On the other side, oceans rose.

Varuna, lord of the seas, summoned tidal waves with a single gesture. Walls of water crashed onto the battlefield, sweeping away entire legions. The sky wept salt, and the ground drowned beneath it.

The gods were relentless. Divine. Unstoppable.

But so were the Asuras.

Narakaasura stood at their helm, a mountain of muscle and malice. His eyes glowed like molten iron, his armor black as the void between stars. Each swing of his jagged blade sent shockwaves through the heavens. He didn't fight for conquest. He fought for vengeance—for every exile, every betrayal, every god who turned their back on his kind.

They were the children the cosmos abandoned. And now, they had returned to make it bleed.

The war didn't last days or years. It lasted eons. Suns were born and died beneath its shadow. Worlds trembled under the clash of divine wrath and demonic fury.

But in the end... the Devas won.

The Asuras were sealed—locked in prisons buried deep beneath the earth, their souls chained in silence. The gods returned to their thrones, the heavens healed, and the stories faded into myth.

They thought the war was over.

They thought the Asuras would never rise again.

They were wrong.

Eras passed.

The great war between the gods and demons faded, slowly turning to dust. What was once a tale of gods casting down lightning and demons rising from the flames became nothing more than a whisper in the wind—a story passed down through generations, forgotten, then warped by time. The heavens, once trembling from the fury of divine wrath, now lay still and silent. The idea of gods with power to shake the earth, or demons who thrived on destruction, seemed so distant. So impossible.

But beneath the surface, where light could never reach, something stirred.

In the depths of endless deserts, under mountains hollowed by ancient hands, and in the forgotten catacombs beneath the bustling cities—places where no one dared to go—there was movement. The Asuras.

Their bodies had crumbled to dust. Their forms, shattered in that ancient war, were long gone. But their rage? Their fury? It never truly left. It lingered, buried deep in the cracks of the world, like embers long after the fire had died.
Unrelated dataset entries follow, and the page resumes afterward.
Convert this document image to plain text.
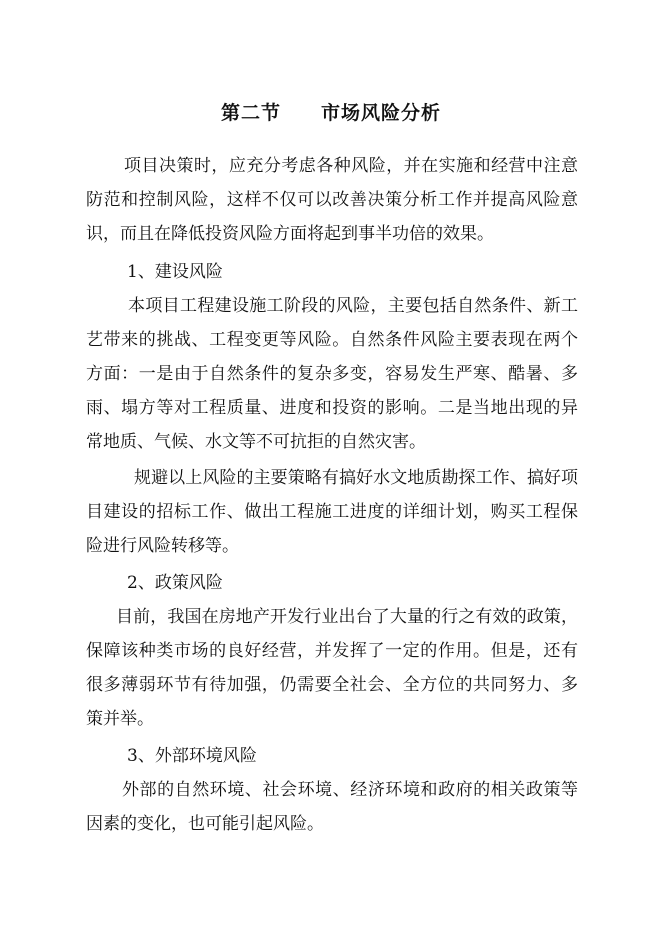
第二节 市场风险分析

项目决策时，应充分考虑各种风险，并在实施和经营中注意防范和控制风险，这样不仅可以改善决策分析工作并提高风险意识，而且在降低投资风险方面将起到事半功倍的效果。

1、建设风险

本项目工程建设施工阶段的风险，主要包括自然条件、新工艺带来的挑战、工程变更等风险。自然条件风险主要表现在两个方面：一是由于自然条件的复杂多变，容易发生严寒、酷暑、多雨、塌方等对工程质量、进度和投资的影响。二是当地出现的异常地质、气候、水文等不可抗拒的自然灾害。

规避以上风险的主要策略有搞好水文地质勘探工作、搞好项目建设的招标工作、做出工程施工进度的详细计划，购买工程保险进行风险转移等。

2、政策风险

目前，我国在房地产开发行业出台了大量的行之有效的政策，保障该种类市场的良好经营，并发挥了一定的作用。但是，还有很多薄弱环节有待加强，仍需要全社会、全方位的共同努力、多策并举。

3、外部环境风险

外部的自然环境、社会环境、经济环境和政府的相关政策等因素的变化，也可能引起风险。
A hatred so old, so primal, it had become part of the very earth.

As humanity struggled—through endless wars, betrayals, and the heartless erosion of history—those old, forgotten echoes of pain began to rise once again. The suffering of mankind, the violence, the brokenness, fed these echoes, allowing them to grow and change, twisting them into something far darker.

The seals that had kept them buried weakened. And when they finally cracked, the Asuras returned.

They were no longer gods. No longer the towering figures they once were. They had no thrones, no armies. No divine strength or light.

No, they were something far worse.

They were ghosts made flesh.

Monsters born from human pain, suffering, and the anguish of forgotten gods. From broken spirits and unhealed wounds.

These new Asuras didn't need to fight in grand battles. They didn't need to rule kingdoms or scream their names to the heavens. They didn't need to conquer—they simply crept through the shadows, silent and unseen, feeding off the fear of those they found.

And they didn't feed on the blood of gods.

They fed on the blood of humans.

Villages disappeared overnight—gone as if they had never existed. The people? Erased, as though they'd never breathed. Towns were swallowed by the earth itself, leaving behind only the eerie silence of abandoned streets. Children were born, their eyes black as night, possessed by forces that twisted their innocence. Cities, once teeming with life, became graveyards, their walls covered in blood, their streets choked with weeds.

And when the people cried out—when they begged for the heavens to return and save them from this nightmare...

The gods did not answer.

The heavens stayed silent.

The Devas did not come.

They called it "balance." They said humanity had to face its darkness alone now. That divine intervention was no longer their responsibility.

But for those left behind? For the souls caught in the wreckage of their broken world? It didn't feel like balance.

It felt like abandonment.

And in that silence, something new began to stir. Something darker. Something… human.